Hugh Jackman believes in giving back

September 7, 2018

 

Australia’s own Hollywood film star Hugh Jackman is the ultimate in masculine good looks and confidence.


Which is why he is a perfect ambassador for RUOK? day, proving that confidence and masculinity can go hand in hand with sensitivity and vulnerability.


While Hugh gives his time to many causes, this is one that is close to his heart.


“I’m really inspired by what was created with RUOK? Day, because I think staying connected is one thing but it’s easy to take people for granted because you see them every day—they all seem fine and you don’t know when someone
is struggling,” he reflects.


And this is where Hugh feels that RUOK? Day makes a real difference.


“We can all put on a brave face that everything’s OK, when it’s not. Sometimes just a friend coming up to you and saying, ‘Is everything good, mate? RUOK?’ can open up the opportunity for people to talk about what’s going on. It’s a simple thing but a valuable thing,” Hugh says.

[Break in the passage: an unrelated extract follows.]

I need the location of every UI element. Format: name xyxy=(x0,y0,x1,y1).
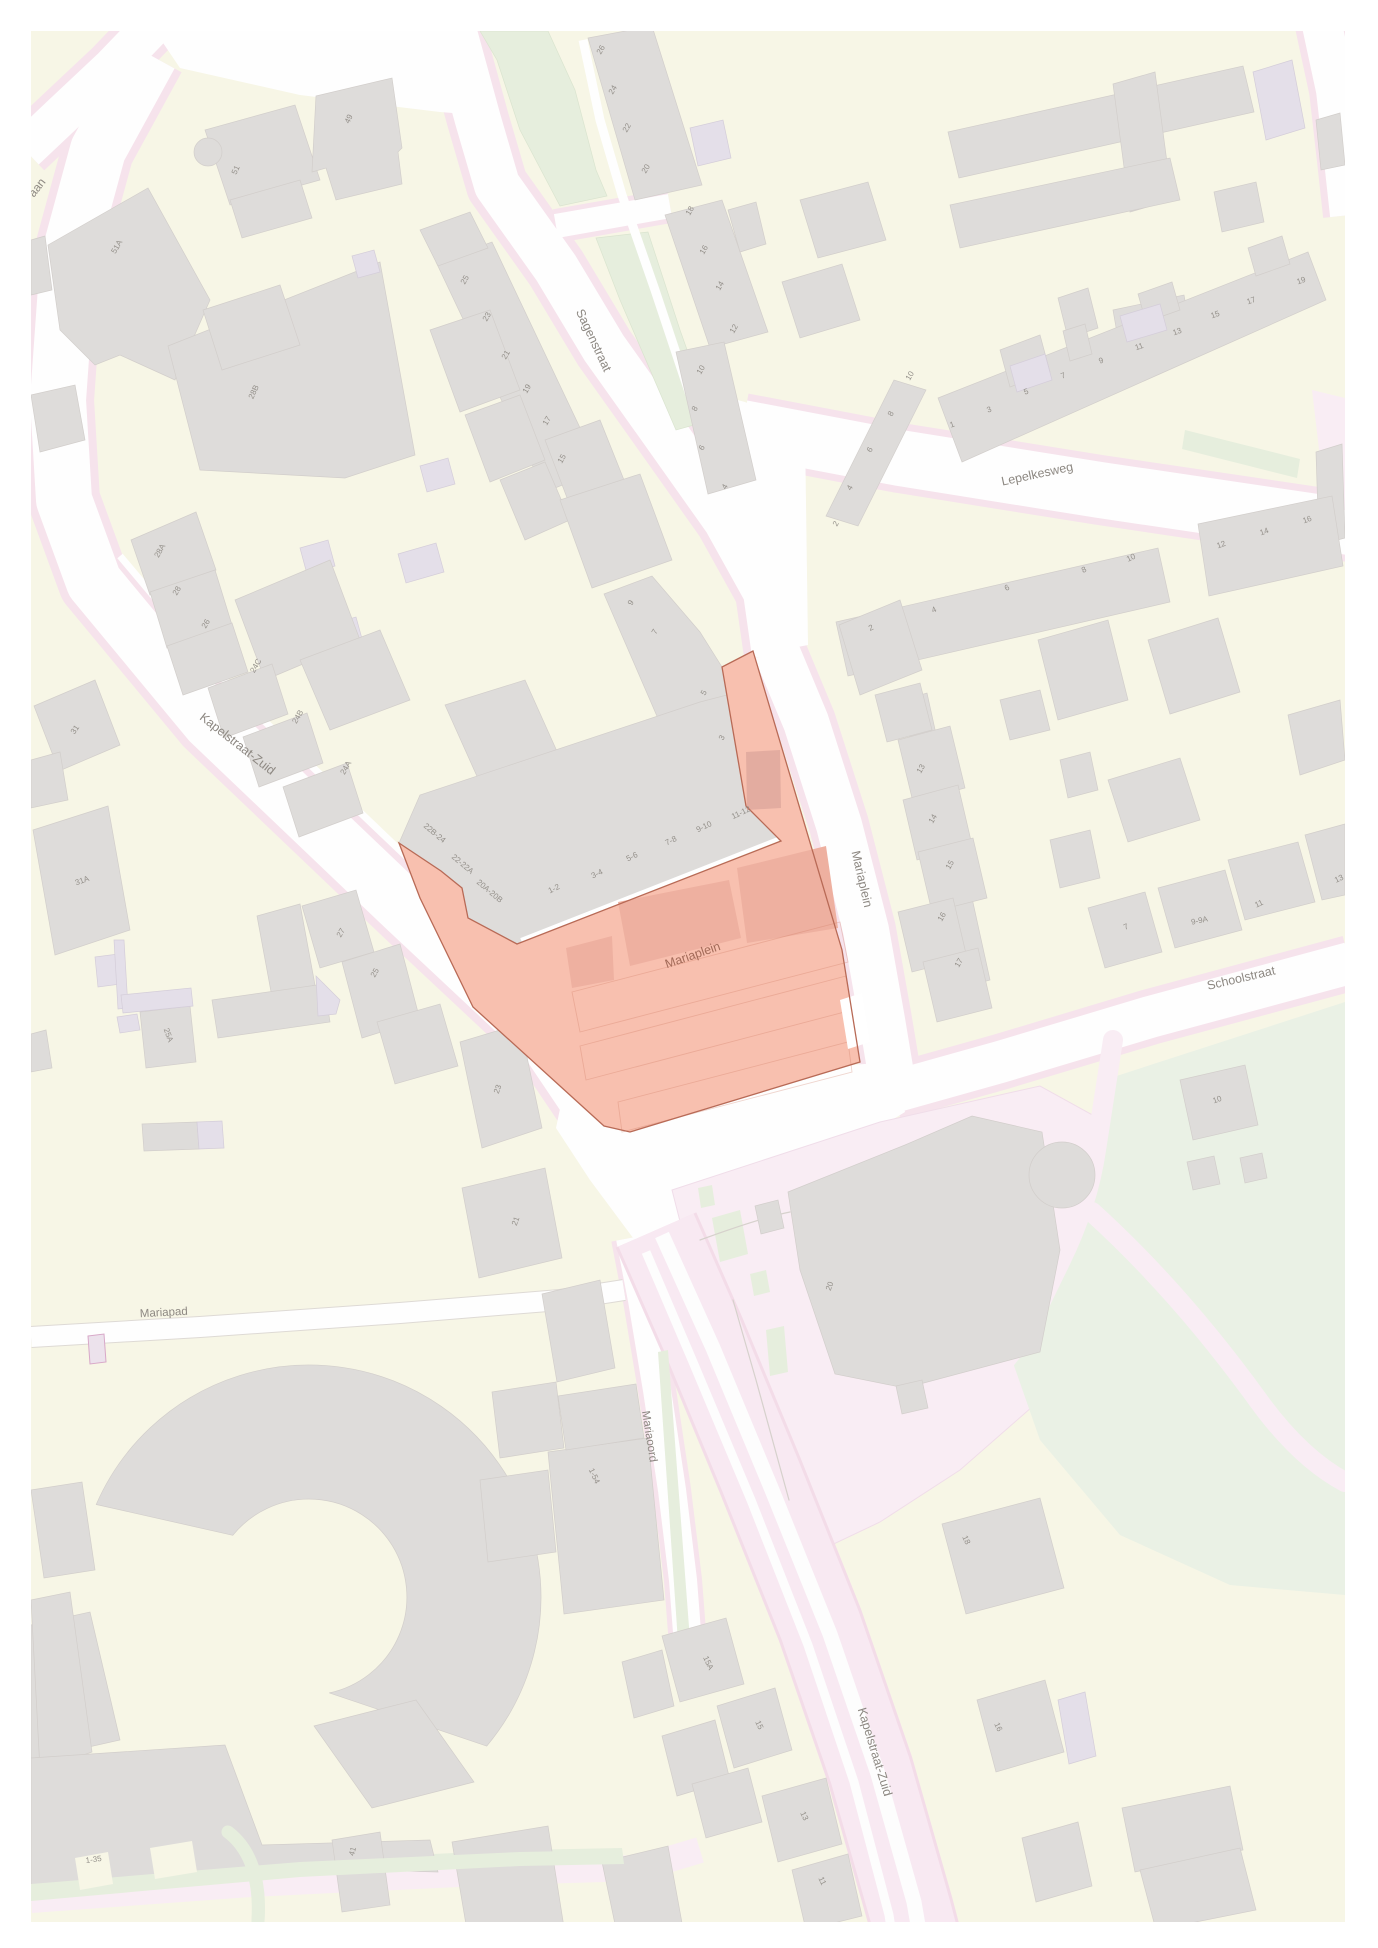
svg-text:Mariapad: Mariapad xyxy=(140,1306,189,1320)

While to our eyes he may seem to be the most successful Australian Hollywood actor in recent times, Hugh has had his own share of bad news that could have knocked him sideways.


In 2003 he took on the role of legendary Australian entertainer Peter Allen in the musical The Boy From Oz. While the show went on to enormous success, including a Tony award for Hugh and a long run, the initial reviews were dreadful—The New York Times dubbed it “an indisputably bogus show” with the New York Magazine describing Hugh’s performance as lacking “spark, vivacity or joy”.

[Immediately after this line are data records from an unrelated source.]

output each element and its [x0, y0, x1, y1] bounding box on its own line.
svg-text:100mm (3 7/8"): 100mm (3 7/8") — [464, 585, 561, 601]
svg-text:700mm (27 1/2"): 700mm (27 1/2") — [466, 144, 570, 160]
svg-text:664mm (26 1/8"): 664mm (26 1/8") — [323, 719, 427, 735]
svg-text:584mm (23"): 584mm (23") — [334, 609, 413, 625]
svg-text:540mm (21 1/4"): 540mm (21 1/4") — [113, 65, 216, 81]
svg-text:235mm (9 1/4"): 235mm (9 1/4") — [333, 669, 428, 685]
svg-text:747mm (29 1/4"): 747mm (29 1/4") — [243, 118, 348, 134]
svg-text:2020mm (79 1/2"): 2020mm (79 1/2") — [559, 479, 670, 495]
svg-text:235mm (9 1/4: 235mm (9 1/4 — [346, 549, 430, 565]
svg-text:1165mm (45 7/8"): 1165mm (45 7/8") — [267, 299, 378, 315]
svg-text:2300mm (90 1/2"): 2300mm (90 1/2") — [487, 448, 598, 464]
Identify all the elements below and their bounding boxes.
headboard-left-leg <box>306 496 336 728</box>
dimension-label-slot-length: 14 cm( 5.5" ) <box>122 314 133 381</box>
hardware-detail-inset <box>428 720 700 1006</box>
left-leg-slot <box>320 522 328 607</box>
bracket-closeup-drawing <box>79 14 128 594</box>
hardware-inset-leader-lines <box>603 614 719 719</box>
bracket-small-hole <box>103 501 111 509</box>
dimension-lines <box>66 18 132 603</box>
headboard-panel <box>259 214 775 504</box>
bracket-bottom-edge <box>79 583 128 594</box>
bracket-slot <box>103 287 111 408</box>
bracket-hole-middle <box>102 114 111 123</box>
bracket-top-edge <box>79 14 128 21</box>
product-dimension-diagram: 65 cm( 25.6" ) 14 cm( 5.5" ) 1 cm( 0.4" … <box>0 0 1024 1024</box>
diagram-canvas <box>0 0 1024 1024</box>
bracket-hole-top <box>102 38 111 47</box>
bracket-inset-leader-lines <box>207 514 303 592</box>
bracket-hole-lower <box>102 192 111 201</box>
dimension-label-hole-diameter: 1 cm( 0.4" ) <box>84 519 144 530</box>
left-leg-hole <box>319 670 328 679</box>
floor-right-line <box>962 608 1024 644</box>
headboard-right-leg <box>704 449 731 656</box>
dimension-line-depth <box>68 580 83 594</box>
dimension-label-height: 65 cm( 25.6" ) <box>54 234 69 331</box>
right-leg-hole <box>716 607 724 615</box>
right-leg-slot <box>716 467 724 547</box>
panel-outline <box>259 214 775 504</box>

“We got killed in the reviews. Scathing! Like ‘This is the worst show…ever’!” Hugh told Men’s Fitness magazine.


Getting notices like this for a debut can be devastating, but the show became one of Broadway’s triumphs.

Hugh’s desire to help make the world a better place stems from a deep belief.


Hugh is best known for his film roles like Wolverine, and P.T. Barnum in The Greatest Show on Earth, but versatile Hugh was also a hit on London’s West End as Curly in the classic musical Oklahoma! He also provided the voice of Memphis the Emperor Penguin in Happy Feet and Roddy the rat in the film Flushed Away. This is one versatile actor.


But one of his favourite roles was in the Australian television prison drama Corelli in 1995, because that’s where he met his wife of 22 years, actor Debora-lee Furness, who had the lead role. 


“Meeting my wife was the greatest thing to come out of it,” Hugh told Bio­graphy Today.


Hugh’s initial career aim was journalism, and his acting training at the Western Australian Academy of Performing Arts followed his Bachelor of Arts in Communications.


Hugh’s desire to help make the world a better place stems from a deep belief.


“Before I go on stage every night I pause and dedicate the performance to God,” he told Parade.com.


“I’m a Christian—I was brought up with the religious sense of giving back.”


Hugh Jackman is a man who practises what he preaches.